Change how you manage it – Firms must manage business in a real time manner – adjusting their workloads based on customer demand. PLAN – IT must incorporate this discipline into how they manage the workload of applications & services. Firms must implement dynamic runtime control and execution enforcement of ensuring the right work gets done at the right time with the right resources – virtual data, virtual access, distributed availability, etc… are matched as infrastructure services with client and applications sessions based on policy and entitlement. In the first 60 days, firms can implement and roll out such a management fabric and consolidate distributed applications onto a 1/5 smaller footprint while improving service level 30 fold.

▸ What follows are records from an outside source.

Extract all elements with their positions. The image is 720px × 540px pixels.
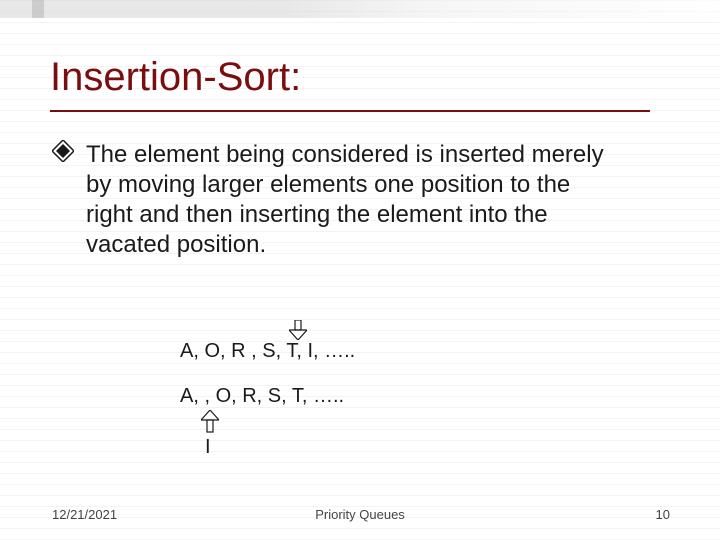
down-arrow-icon [289, 320, 307, 340]
up-arrow-icon [201, 410, 219, 434]
title-underline [50, 110, 650, 112]
body-paragraph: The element being considered is inserted… [86, 140, 616, 260]
footer-page-number: 10 [656, 507, 670, 522]
footer-title: Priority Queues [0, 507, 720, 522]
top-gradient-bar [0, 0, 720, 18]
sequence-before: A, O, R , S, T, I, ….. [180, 340, 355, 363]
decorative-strip [32, 0, 44, 18]
slide: Insertion-Sort: The element being consid… [0, 0, 720, 540]
moving-element-label: I [205, 436, 211, 459]
slide-title: Insertion-Sort: [50, 55, 301, 100]
diamond-bullet-icon [52, 140, 74, 162]
sequence-after: A, , O, R, S, T, ….. [180, 385, 344, 408]
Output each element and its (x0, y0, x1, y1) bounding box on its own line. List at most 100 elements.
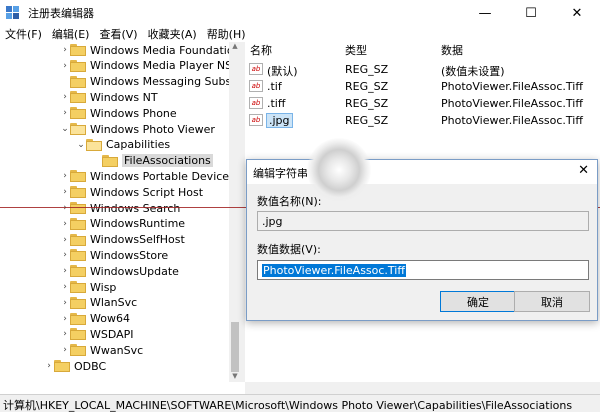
tree-item-label: Windows Photo Viewer (90, 122, 215, 136)
tree-item[interactable]: › WindowsSelfHost (60, 232, 185, 248)
value-name: .tiff (267, 97, 286, 110)
folder-icon (70, 281, 86, 293)
value-row[interactable]: ab .tif REG_SZ PhotoViewer.FileAssoc.Tif… (245, 78, 600, 95)
folder-icon (70, 233, 86, 246)
value-name: .jpg (266, 113, 293, 128)
status-bar-path: 计算机\HKEY_LOCAL_MACHINE\SOFTWARE\Microsof… (0, 394, 600, 412)
menu-edit[interactable]: 编辑(E) (47, 26, 95, 42)
expand-chevron-icon[interactable]: › (60, 92, 70, 102)
dialog-title-bar: 编辑字符串 ✕ (247, 138, 597, 202)
expand-chevron-icon[interactable]: › (44, 361, 54, 371)
expand-chevron-icon[interactable]: › (60, 187, 70, 197)
expand-chevron-icon[interactable]: › (60, 250, 70, 260)
tree-item[interactable]: › WlanSvc (60, 295, 137, 311)
tree-item[interactable]: › Wisp (60, 279, 116, 295)
tree-item-label: Windows Media Player NSS (90, 59, 240, 73)
folder-icon (70, 123, 86, 135)
folder-icon (70, 344, 86, 357)
tree-item[interactable]: › Windows Media Foundation (60, 42, 240, 58)
scroll-up-icon[interactable]: ▲ (229, 42, 241, 52)
tree-item[interactable]: › WindowsUpdate (60, 263, 179, 279)
tree-item[interactable]: › WindowsRuntime (60, 216, 185, 232)
expand-chevron-icon[interactable]: › (60, 235, 70, 245)
tree-item-label: WSDAPI (90, 327, 134, 341)
expand-chevron-icon[interactable]: › (60, 282, 70, 292)
tree-item[interactable]: › Windows Search (60, 200, 180, 216)
title-bar: 注册表编辑器 — ☐ ✕ (0, 0, 600, 26)
value-type: REG_SZ (345, 97, 389, 110)
expand-chevron-icon[interactable]: › (60, 171, 70, 181)
string-value-icon: ab (249, 97, 263, 109)
expand-chevron-icon[interactable]: › (60, 61, 70, 71)
tree-scrollbar[interactable]: ▲ ▼ (229, 42, 241, 382)
minimize-button[interactable]: — (462, 0, 508, 26)
scroll-down-icon[interactable]: ▼ (229, 372, 241, 382)
tree-item[interactable]: › Windows NT (60, 89, 157, 105)
cancel-button[interactable]: 取消 (514, 291, 590, 312)
close-button[interactable]: ✕ (554, 0, 600, 26)
tree-item[interactable]: › WindowsStore (60, 247, 168, 263)
menu-favorites[interactable]: 收藏夹(A) (143, 26, 202, 42)
tree-item[interactable]: ⌄ Capabilities (76, 137, 170, 153)
expand-chevron-icon[interactable]: › (60, 345, 70, 355)
value-row[interactable]: ab .tiff REG_SZ PhotoViewer.FileAssoc.Ti… (245, 95, 600, 112)
dialog-close-button[interactable]: ✕ (578, 163, 589, 178)
column-header-type[interactable]: 类型 (345, 42, 367, 58)
tree-item[interactable]: › WSDAPI (60, 326, 134, 342)
tree-item[interactable]: FileAssociations (92, 153, 213, 169)
expand-chevron-icon[interactable]: › (60, 329, 70, 339)
expand-chevron-icon[interactable]: › (60, 298, 70, 308)
expand-chevron-icon[interactable]: › (60, 266, 70, 276)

Implement a “less is more” footprint – Just because it ain’t broke … you know the saying. Organizations can radically reduce costs, consumption of power/cooling/space and deliver better performance if they institute the discipline and design efforts to create the “optimized footprint”. PLAN – Firms can incrementally and quickly implement an a optimized footprint of a self contained fabric of logical building blocks housed in a single footprint and interconnected with high-speed fabrics between each container. The building footprint container includes: multi-core processors, optimized memory configurations, multiple I/O fabrics (10GigE, Ethernet, Fiber-channel, Infiniband), optimal commodity disk (solid sate and spinning), simplified storage with tiers of provisioning, processing appliances, integration appliances, connectivity appliances, integrated switches, networking accelerators – all housed in vertically cooled containers with DC feeds, simplified cabling and a virtualized stack from the network to the transaction. In a 90 day plan, a firm can implement, test and roll into production an optimized footprint of best of breed components that can reduce costs by 80%, and improve performance 50X or greater.

This rapid transformation strategy can position organizations into a continuous improvement process of LEAN IT. Our experience, pain and agony proved this kind of model works for any organization that operates distributed applications in support of a “for-profit” business.